2. The ‘pipeline’ model isn’t working.

Jo Johnson, the universities minister, has argued that these reforms are about turning universities into a ‘pipeline’, directing employable graduates into the economy. Understandably, many students have been upset that their universities minister views them less as human beings and more like crude oil. But this isn’t Johnson’s biggest problem. It turns out, some degrees are just not very employable – and furthermore, to the horror of neoclassical economists everywhere, people still want to study them anyway.

The reality is, some degrees and some institutions are just very bad investments – if you use graduate earnings as your only metric. Of course, the left has long argued that there is a value to education beyond increasing the value of your labour-power, but for the right this is the kind of dirty truth they really don’t want to admit. And so they labour on, trying to make the university into a factory, albeit quite an inefficient one.

3. Even worse, the market model isn’t working.

If there is one thing Tories care more about than a pipeline, it’s a market. After all, the destination of this pipeline is supposed to be a labour market, on which newly-formed lumps of human capital are forced to sell themselves to their overlords in order to survive.

£9k fees were always supposed to be an intermediary step to full marketisation. They intended to introduce limited price competition – but have failed to do even that. They have shifted the burden of funding from public to private, without creating a sustainable market.
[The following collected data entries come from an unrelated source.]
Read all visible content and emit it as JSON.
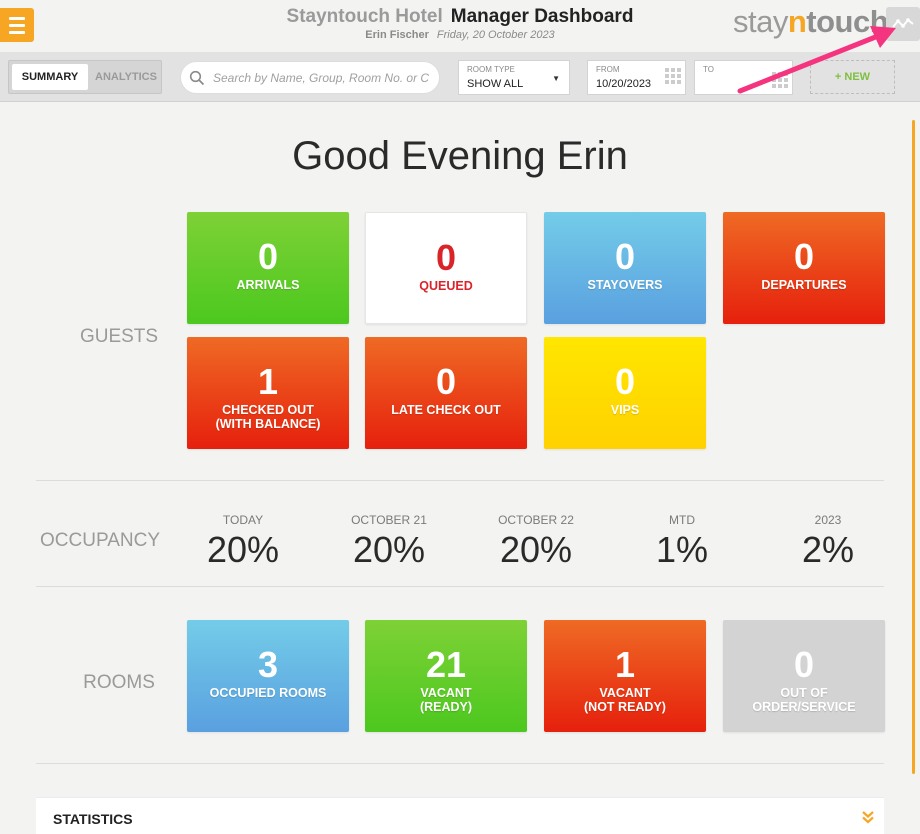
{
  "header": {
    "hotel_name": "Stayntouch Hotel",
    "dashboard_title": "Manager Dashboard",
    "user_name": "Erin Fischer",
    "date": "Friday, 20 October 2023",
    "logo": {
      "part1": "stay",
      "part2": "n",
      "part3": "touch"
    }
  },
  "toolbar": {
    "tabs": [
      {
        "label": "SUMMARY",
        "active": true
      },
      {
        "label": "ANALYTICS",
        "active": false
      }
    ],
    "search_placeholder": "Search by Name, Group, Room No. or C",
    "room_type": {
      "label": "ROOM TYPE",
      "value": "SHOW ALL"
    },
    "from": {
      "label": "FROM",
      "value": "10/20/2023"
    },
    "to": {
      "label": "TO",
      "value": ""
    },
    "new_label": "+ NEW"
  },
  "greeting": "Good Evening Erin",
  "guests": {
    "label": "GUESTS",
    "tiles": [
      {
        "value": "0",
        "label": "ARRIVALS"
      },
      {
        "value": "0",
        "label": "QUEUED"
      },
      {
        "value": "0",
        "label": "STAYOVERS"
      },
      {
        "value": "0",
        "label": "DEPARTURES"
      },
      {
        "value": "1",
        "label": "CHECKED OUT",
        "label2": "(WITH BALANCE)"
      },
      {
        "value": "0",
        "label": "LATE CHECK OUT"
      },
      {
        "value": "0",
        "label": "VIPS"
      }
    ]
  },
  "occupancy": {
    "label": "OCCUPANCY",
    "columns": [
      {
        "header": "TODAY",
        "value": "20%"
      },
      {
        "header": "OCTOBER 21",
        "value": "20%"
      },
      {
        "header": "OCTOBER 22",
        "value": "20%"
      },
      {
        "header": "MTD",
        "value": "1%"
      },
      {
        "header": "2023",
        "value": "2%"
      }
    ]
  },
  "rooms": {
    "label": "ROOMS",
    "tiles": [
      {
        "value": "3",
        "label": "OCCUPIED ROOMS"
      },
      {
        "value": "21",
        "label": "VACANT",
        "label2": "(READY)"
      },
      {
        "value": "1",
        "label": "VACANT",
        "label2": "(NOT READY)"
      },
      {
        "value": "0",
        "label": "OUT OF",
        "label2": "ORDER/SERVICE"
      }
    ]
  },
  "statistics": {
    "label": "STATISTICS"
  },
  "colors": {
    "accent": "#f6a623",
    "green": "#4cc81f",
    "red": "#e6200d",
    "blue": "#5aa0e0",
    "yellow": "#ffd100",
    "annotation_arrow": "#f5347f"
  },
  "icons": [
    "menu-icon",
    "analytics-chart-icon",
    "search-icon",
    "caret-down-icon",
    "calendar-icon",
    "double-chevron-down-icon"
  ]
}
This leak confirms a long-standing suspicion that a key goal of this next round of HE reforms is to generate price competition, and turn the dysfunctional £9k system into a neoliberal wet dream: a fully private market in education commodities.

4. Private providers to the rescue!

For Number 10, the only way to meet the prime minister’s targets of marginalised-student intake and increase price competition in the sector is to extend the market to lots of new wholly-private education providers. A massive change in the proportion of semi-public and private institutions in HE is the only way forward.

5. Private providers involved in fraudulent activity?

Given that it looks like the government is going to have to rely on new private providers to reach its targets, it’s a pity these private providers appear to be implicated in fraudulent claims at an ‘institutional level’. The briefing notes a 2014 report from the National Audit Office which reported concerns over private providers’ access to public funds – an embarrassment for the government’s plans, to say the least.

The date of the White Paper was also given away in the leak. It is timetabled for 18 May, with an  HE bill to follow. Students will be mobilising around this date, and attempting to generate new momentum in the fight against HE reforms. The National Student Survey boycott motion just passed by the National Union of Students will hopefully be a big step forward in the fight.